Una volta abbassata la cornetta, mi pareva che la testa mi sarebbe esplosa. Tutti i nostri bellissimi ricordi insieme – gli abbracci nei corridoi dell’hotel Chaberton, le colazioni seduti vicini, le albe e i tramonti, le corse nei campi, il profilo dei monti, il sapore dei suoi baci – tutto mi tornava in mente con dolorosa evidenza. Il nostro amore stava per trasferirsi dal sogno alla realtà; dal ricordo di Cesana Torinese coi suoi panorami alle strade eleganti della mia Torino, trasferendosi nella concretezza.
Dopo quella telefonata, smisi di cercarlo e iniziai a negarmi.
Lui continuò per mesi a contattarmi per telefono e per posta, ma io avevo smesso di rispondere. Non so perché lo avessi fatto: il ricordo delle emozioni era insostenibile, accanto alla paura di chiudere la mia vita in un sentimento troppo precoce, che non sapevo gestire. Complici i miei genitori, che avrebbero preferito mi impegnassi di più negli studi, avevo fatto intendere a Roberto che la nostra storia si era conclusa, senza dirglielo mai.
Ed ora, trentaquattro anni dopo, ho accettato di incontrarlo. Seduta su questa panca inizio ad avere freddo. Guardo l’ora: sono passati dieci minuti, devo alzarmi e uscire di nuovo fuori dalla chiesa ad attenderlo. Abbasso lo sguardo verso la borsa, quando qualcuno si siede al mio fianco. Mi giro a guardarlo, e vedo il più raffinato dei sorrisi.
«Ciao».
«Ciao».
«Non sei cambiata tanto in questi anni: sei sempre bellissima».
«Tu invece sei cambiato».
«Lo so. Sono più bello».
Ci guardiamo e sorridiamo.
«Usciamo di qui?» propone lui. Quando ci alziamo, mi sembra altissimo; non lo ricordavo così.
Percorriamo i metri che ci separano dalla luce osservando il silenzio.
Una volta fuori, l’aria di montagna è riscaldata dal sole.

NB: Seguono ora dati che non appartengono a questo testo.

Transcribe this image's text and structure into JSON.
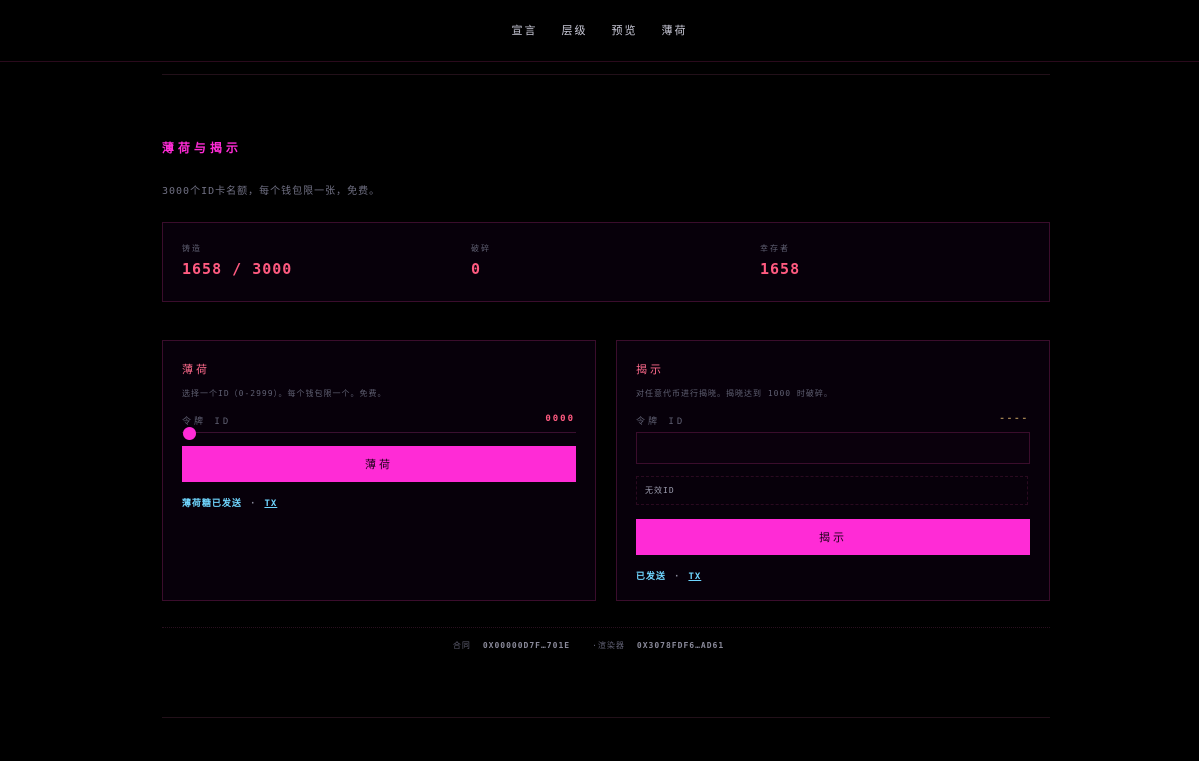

Lui si gira a guardarmi. Ha la stessa espressione svampita eppure furba di un tempo. Tra le rughe conserva ancora qualcosa del ragazzo che mi sfidava a inseguirlo nei boschi, a rubargli il panino, a baciarlo fino a perdere il fiato.
Mi sorride di nuovo, e mi abbraccia. Il suo abbraccio sembra durare un’eternità e tornare indietro nel tempo, sconfiggendo delusioni, sospiri, rancori, attese.
«Non ce l’hai con me?» gli sussurro nell’orecchio.
«Poi mi spiegherai» mi risponde lui. «Mi racconterai cosa accadde a quella giovane donna che decise, senza motivo, di dare un taglio così netto al nostro amore. Non qui però».
Si è staccato, mi ha afferrato la mano per trascinarmi altrove.
«Dove sennò?»
«Vieni Paola, andiamo a casa. E casa nostra è solo una: andiamo all’hotel Chaberton».